Experts say the operations to neutralize tunnels were extremely destructive to surface infrastructure. For example, if a 1.5-kilometer (1-mile) long tunnel was blown up by Israeli forces, it would not spare homes or buildings above, said Michael Milshtein, a former Israeli army intelligence officer.

"If (the tunnel) passes under an urban area, it all gets destroyed," he said. "There’s no other way to destroy a tunnel."

Cemeteries, schools, hospitals and more were targeted and destroyed, he said, because Hamas was using these for military purposes. Secondary blasts from Hamas explosives inside these buildings could worsen the damage.

The way Israel has repeatedly returned to areas it said were under its control, only to have fighters overrun it again, has exacerbated the destruction, Savill said.

That’s evident especially in northern Gaza, where Israel launched a new campaign in early October that almost obliterated Jabaliya, a built up, urban refugee camp. Jabaliya is home to the descendants of Palestinians who fled, or were forced to flee, during the war that led to Israel‘s creation in 1948. Milshtein said Israel's dismantling of the tunnel network is also to blame for the destruction there.
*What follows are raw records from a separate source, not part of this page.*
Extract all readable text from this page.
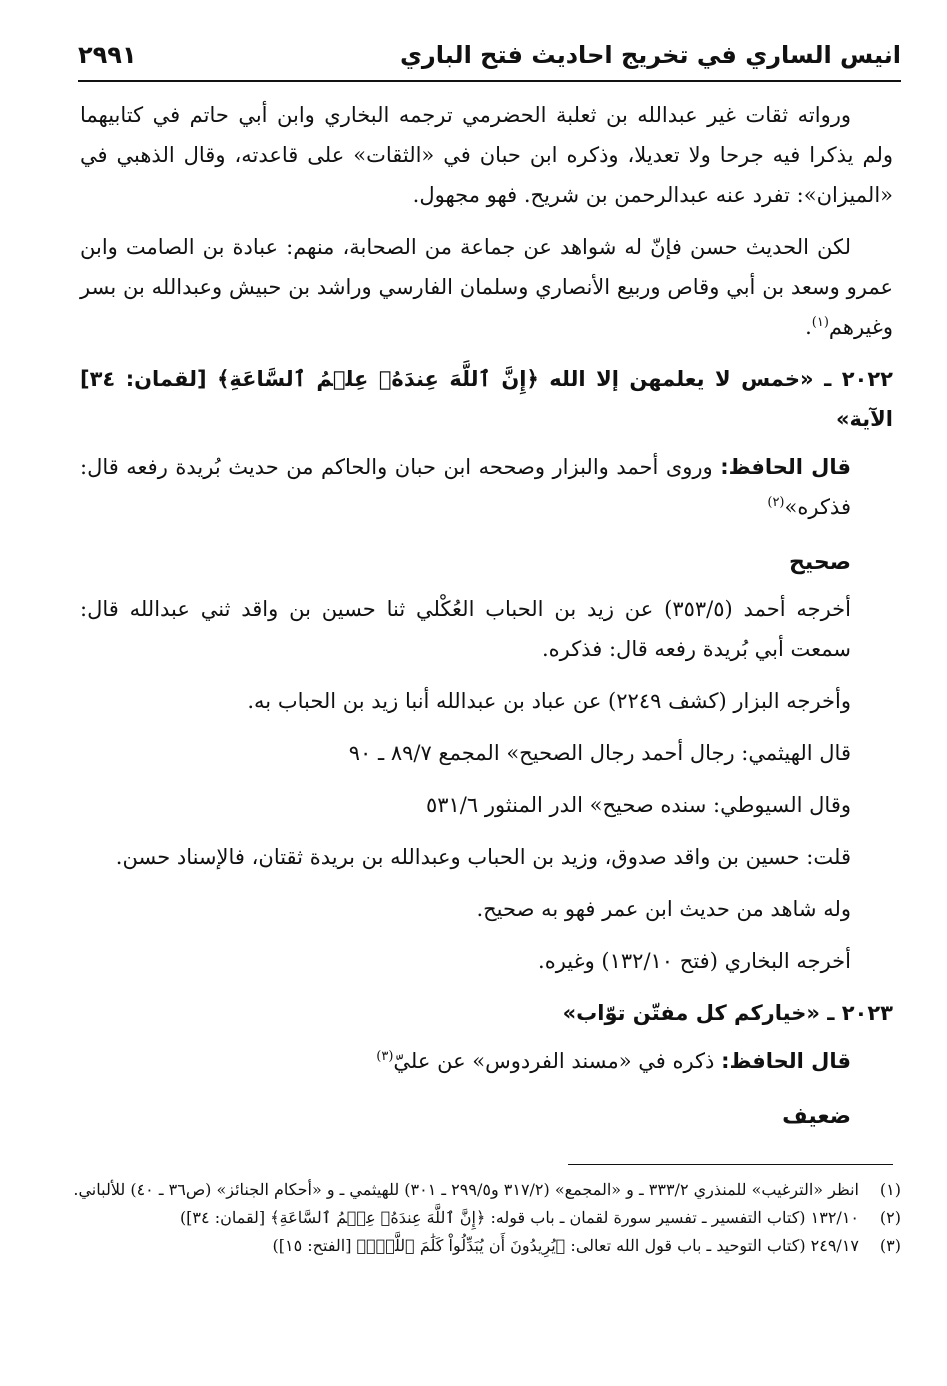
انيس الساري في تخريج احاديث فتح الباري
٢٩٩١

ورواته ثقات غير عبدالله بن ثعلبة الحضرمي ترجمه البخاري وابن أبي حاتم في كتابيهما ولم يذكرا فيه جرحا ولا تعديلا، وذكره ابن حبان في «الثقات» على قاعدته، وقال الذهبي في «الميزان»: تفرد عنه عبدالرحمن بن شريح. فهو مجهول.

لكن الحديث حسن فإنّ له شواهد عن جماعة من الصحابة، منهم: عبادة بن الصامت وابن عمرو وسعد بن أبي وقاص وربيع الأنصاري وسلمان الفارسي وراشد بن حبيش وعبدالله بن بسر وغيرهم$^{(١)}$.

٢٠٢٢ ـ «خمس لا يعلمهن إلا الله ﴿إِنَّ ٱللَّهَ عِندَهُۥ عِلۡمُ ٱلسَّاعَةِ﴾ [لقمان: ٣٤] الآية»

قال الحافظ: وروى أحمد والبزار وصححه ابن حبان والحاكم من حديث بُريدة رفعه قال: فذكره»$^{(٢)}$

صحيح

أخرجه أحمد (٣٥٣/٥) عن زيد بن الحباب العُكْلي ثنا حسين بن واقد ثني عبدالله قال: سمعت أبي بُريدة رفعه قال: فذكره.

وأخرجه البزار (كشف ٢٢٤٩) عن عباد بن عبدالله أنبا زيد بن الحباب به.

قال الهيثمي: رجال أحمد رجال الصحيح» المجمع ٨٩/٧ ـ ٩٠

وقال السيوطي: سنده صحيح» الدر المنثور ٥٣١/٦

قلت: حسين بن واقد صدوق، وزيد بن الحباب وعبدالله بن بريدة ثقتان، فالإسناد حسن.

وله شاهد من حديث ابن عمر فهو به صحيح.

أخرجه البخاري (فتح ١٣٢/١٠) وغيره.

٢٠٢٣ ـ «خياركم كل مفتّن توّاب»

قال الحافظ: ذكره في «مسند الفردوس» عن عليّ$^{(٣)}$

ضعيف

(١)
انظر «الترغيب» للمنذري ٣٣٣/٢ ـ و «المجمع» (٣١٧/٢ و٢٩٩/٥ ـ ٣٠١) للهيثمي ـ و «أحكام الجنائز» (ص٣٦ ـ ٤٠) للألباني.
(٢)
١٣٢/١٠ (كتاب التفسير ـ تفسير سورة لقمان ـ باب قوله: ﴿إِنَّ ٱللَّهَ عِندَهُۥ عِلۡمُ ٱلسَّاعَةِ﴾ [لقمان: ٣٤])
(٣)
٢٤٩/١٧ (كتاب التوحيد ـ باب قول الله تعالى: ﴿يُرِيدُونَ أَن يُبَدِّلُواْ كَلَٰمَ ٱللَّهِۚ﴾ [الفتح: ١٥])
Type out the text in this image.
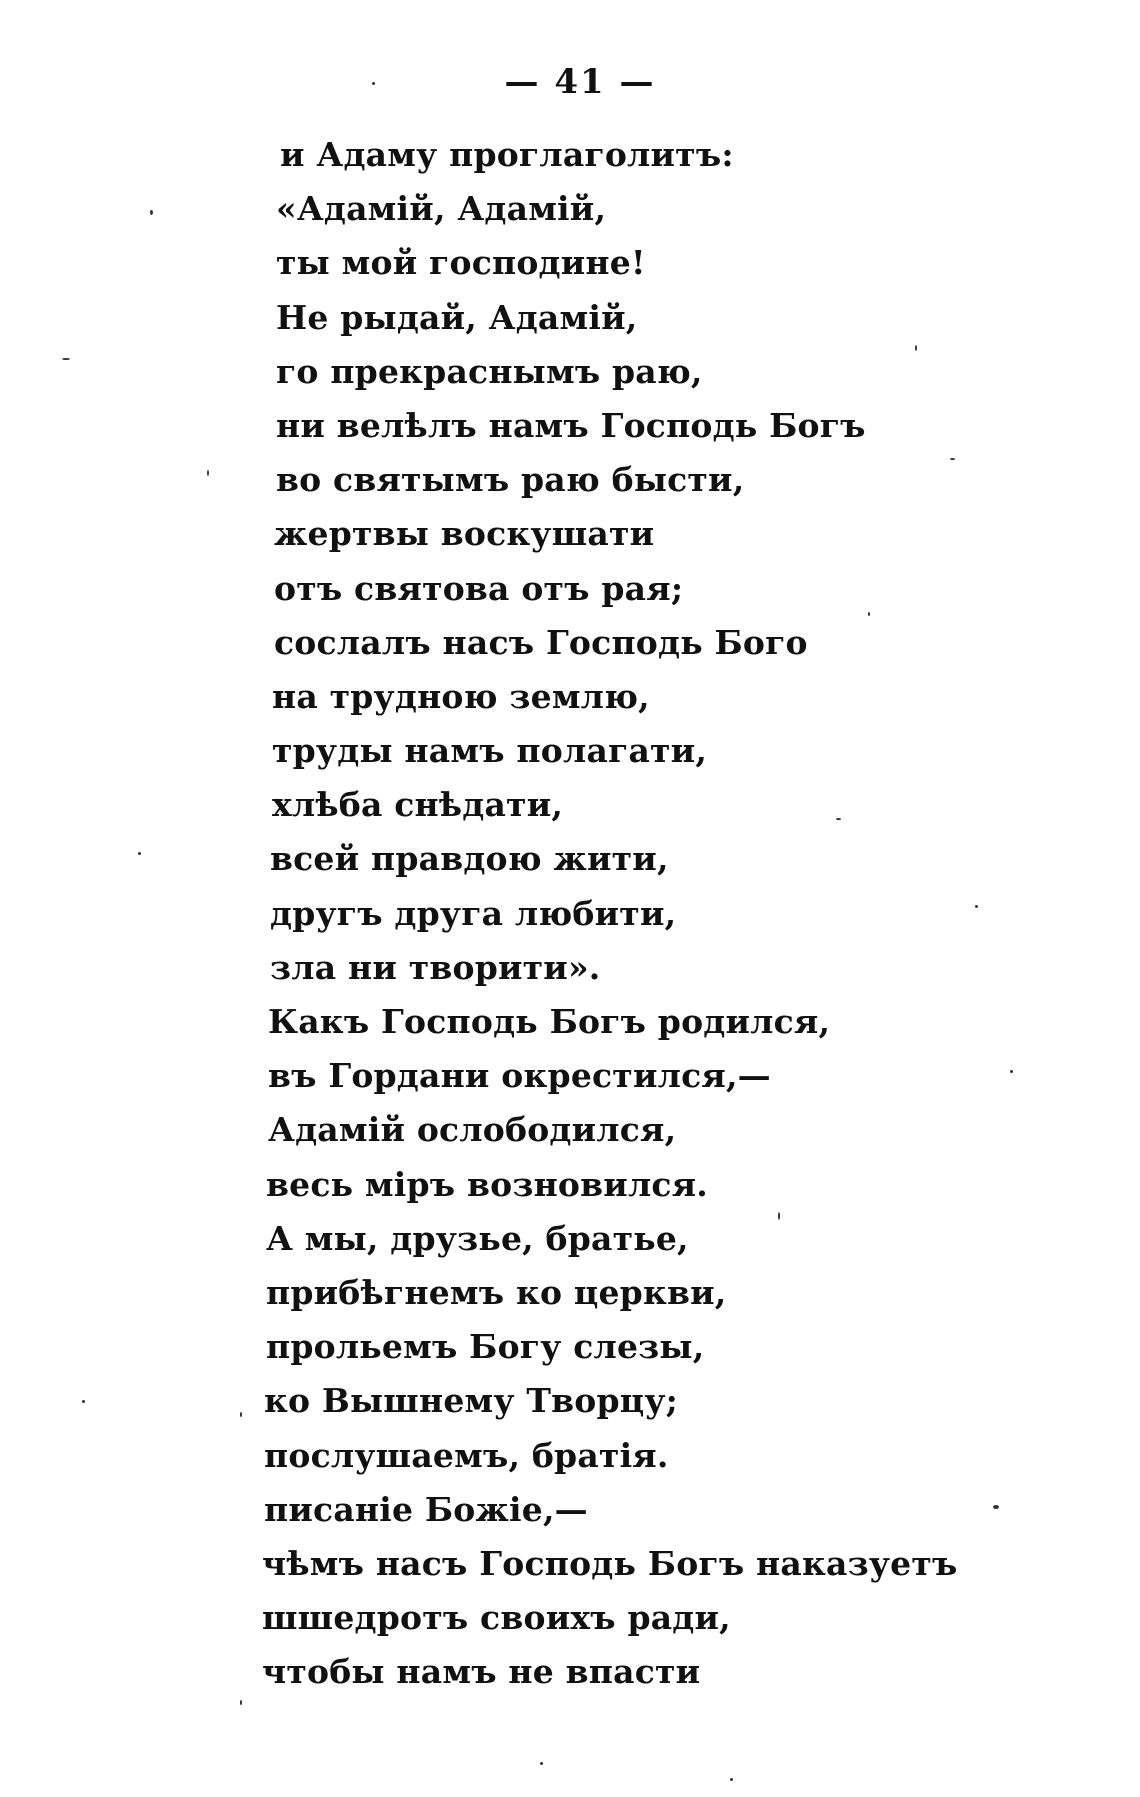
— 41 —
и Адаму проглаголитъ:
«Адамій, Адамій,
ты мой господине!
Не рыдай, Адамій,
го прекраснымъ раю,
ни велѣлъ намъ Господь Богъ
во святымъ раю бысти,
жертвы воскушати
отъ святова отъ рая;
сослалъ насъ Господь Бого
на трудною землю,
труды намъ полагати,
хлѣба снѣдати,
всей правдою жити,
другъ друга любити,
зла ни творити».
Какъ Господь Богъ родился,
въ Гордани окрестился,—
Адамій ослободился,
весь міръ возновился.
А мы, друзье, братье,
прибѣгнемъ ко церкви,
прольемъ Богу слезы,
ко Вышнему Творцу;
послушаемъ, братія.
писаніе Божіе,—
чѣмъ насъ Господь Богъ наказуетъ
шшедротъ своихъ ради,
чтобы намъ не впасти
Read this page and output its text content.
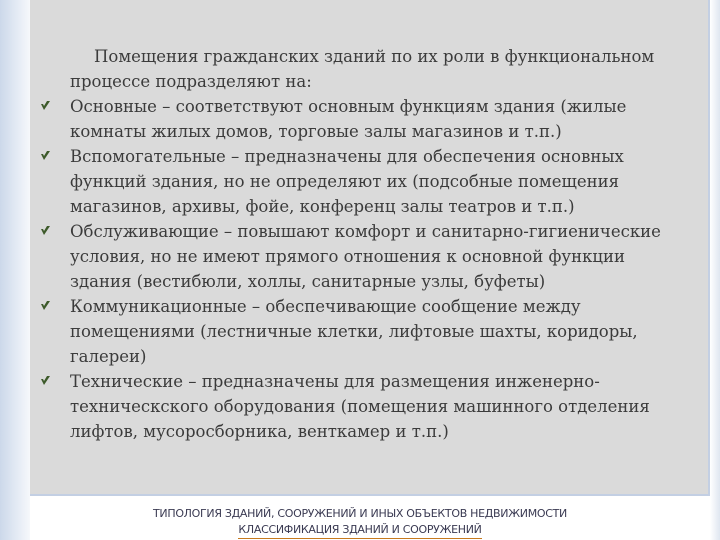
Помещения гражданских зданий по их роли в функциональном процессе подразделяют на:

Основные – соответствуют основным функциям здания (жилые комнаты жилых домов, торговые залы магазинов и т.п.)
Вспомогательные – предназначены для обеспечения основных функций здания, но не определяют их (подсобные помещения магазинов, архивы, фойе, конференц залы театров и т.п.)
Обслуживающие – повышают комфорт и санитарно-гигиенические условия, но не имеют прямого отношения к основной функции здания (вестибюли, холлы, санитарные узлы, буфеты)
Коммуникационные – обеспечивающие сообщение между помещениями (лестничные клетки, лифтовые шахты, коридоры, галереи)
Технические – предназначены для размещения инженерно-техническского оборудования (помещения машинного отделения лифтов, мусоросборника, венткамер и т.п.)
ТИПОЛОГИЯ ЗДАНИЙ, СООРУЖЕНИЙ И ИНЫХ ОБЪЕКТОВ НЕДВИЖИМОСТИ
КЛАССИФИКАЦИЯ ЗДАНИЙ И СООРУЖЕНИЙ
But the destruction was not only caused from strikes on targets. Israel also carved out a buffer zone about a kilometer inside Gaza from its border with Israel, as well as within the Netzarim corridor that bisects north Gaza from the south, and along the Philadelphi Corridor, a stretch of land along Gaza’s border with Egypt. Vast swaths in these areas were leveled.

Amir Avivi, a retired Israeli general, said the buffer zones were an operational necessity meant to carve out secure plots of land for Israeli forces. He denied Israel had cleared civilian areas indiscriminately.

The destruction, like the civilian death toll in Gaza, has raised accusations that Israel committed war crimes, which it denies. The decisions the military made in choosing what to topple, and why, are an important factor in that debate.

"The second fighters move into a building and start using it to fire on you, you start making a calculation about whether or not you can strike," Savill said. Downing the building, he said, "it still needs to be necessary."